Essay : Beer and wine questions in West Tisbury leave voters in a muddle
I have been asked to write a brief piece about the West Tisbury beer and wine question, which is article 41 on the April 10 town meeting warrant and will appear on the ballot two days later. While I currently serve as a member of several town boards, I am writing as a private citizen and not as a town official.
In the spring of 2011, and by petition, several restaurant owners in West Tisbury asked the town meeting to vote on allowing the town to issue licenses to sell beer and wine to restaurants of a certain size. Later an amendment to issue one-day licenses to other applicants was added by the selectmen. With a minimum of information, maximum voter confusion, and late in the evening, the article was narrowly passed by the few remaining voters.
In order to take effect, it requires a follow-up ballot question this year. The selectmen must draft and have approved rules, regulations, and fees regulating such licenses. The ballot question is on April 12.
Unfortunately, we do not yet have a final draft of the rules, regulations and fees, nor do we have firm and detailed information on the issuance of one-day event licenses (who may apply, for what sort of events, along with all the applicable conditions).

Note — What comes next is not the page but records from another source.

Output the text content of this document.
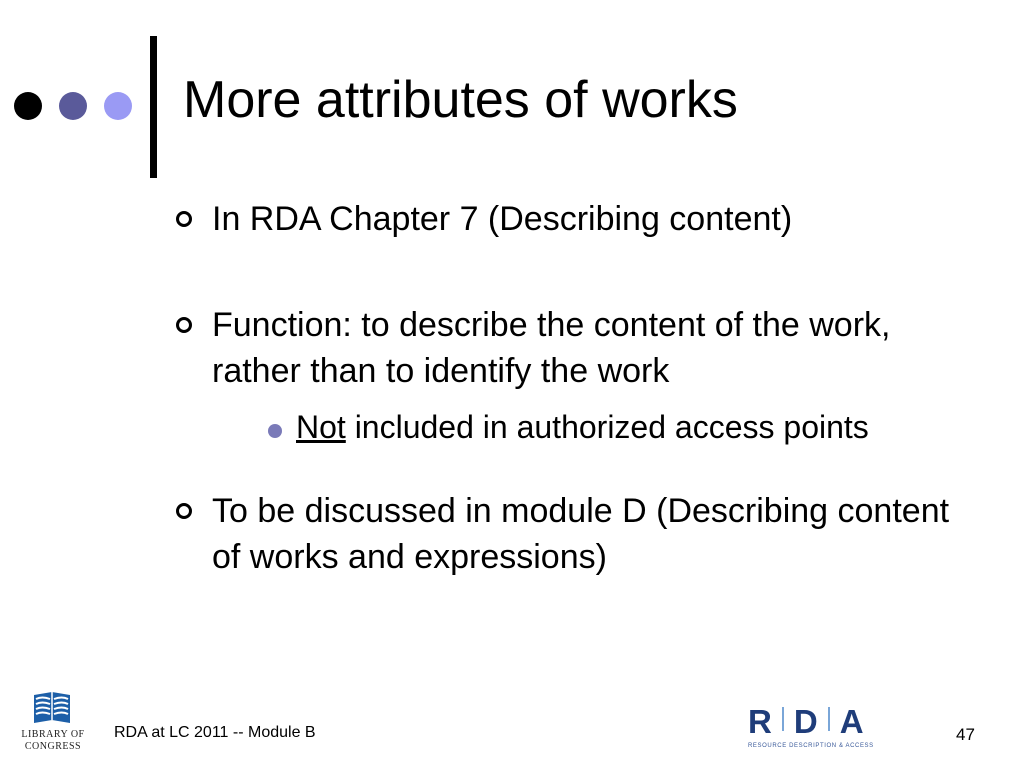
More attributes of works
In RDA Chapter 7 (Describing content)
Function: to describe the content of the work, rather than to identify the work
Not included in authorized access points
To be discussed in module D (Describing content of works and expressions)
LIBRARY OF
CONGRESS
RDA at LC 2011 -- Module B	R D A
RESOURCE DESCRIPTION & ACCESS
47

Many residents have expressed concern at voting for such a major change in our rural and historically dry town, while others are concerned that the practice of allowing nonprofits to serve alcoholic beverages at fundraisers will be further compromised, or ended. Others are confused by the process. During the year since the last town meeting, we were promised a series of meetings and forums to solicit comment from town residents, to present information, and to review and provide the finished draft of rules, regulations and fees, so that residents could be informed and vote in a thoughtful fashion.
Unfortunately that has not happened. There has only been one public forum, which resulted in more questions than answers, and the selectmen are still working on the draft of the rules and fees. Another discussion was scheduled during the normal selectmen's meeting on April 4, but this would leave no time before the vote on April 12 for any thoughtful exchange of opinions, or revisions.
For those voters who are undecided, the implications of passing the ballot question are unclear, to say the least. We are told that this would allow licenses to be issued to restaurants of a certain size (50 seats) and for one-day events. Currently, three restaurants in town would qualify, although one does not serve dinner and the other two — both located in residential districts — are closed for all or part of the winter. We are told that no other qualified restaurants could open, but that is not true. Zoning could change and/or several buildings in the business district could be converted to restaurant use. Unfortunately, the information about who may apply for the one-day event licenses and how this affects the nonprofits is muddled. To say that many are bewildered is an understatement.
Several residents have petitioned to have article number 41 on this year's town meeting warrant. This gives those people who are planning to vote no on the ballot question on April 12 a way to keep the conversation about the one-day licenses ongoing. It seems that many town residents do not have a problem with continuing the practice of the nonprofits serving alcoholic beverages at fundraising events, and article 41 allows residents another option. If passed it would provide some breathing room, while the process of educating the public, soliciting public opinion, seeking legislative approval and drafting rules, regulations and fees could be completed in a reasonable fashion. We would know, when voting on the necessary confirmatory ballot question in 2013 what we were actually voting, and if it accomplishes the desired goals.
Virginia Crowell Jones is a long-time member of the West Tisbury planning board. She is now its chairman.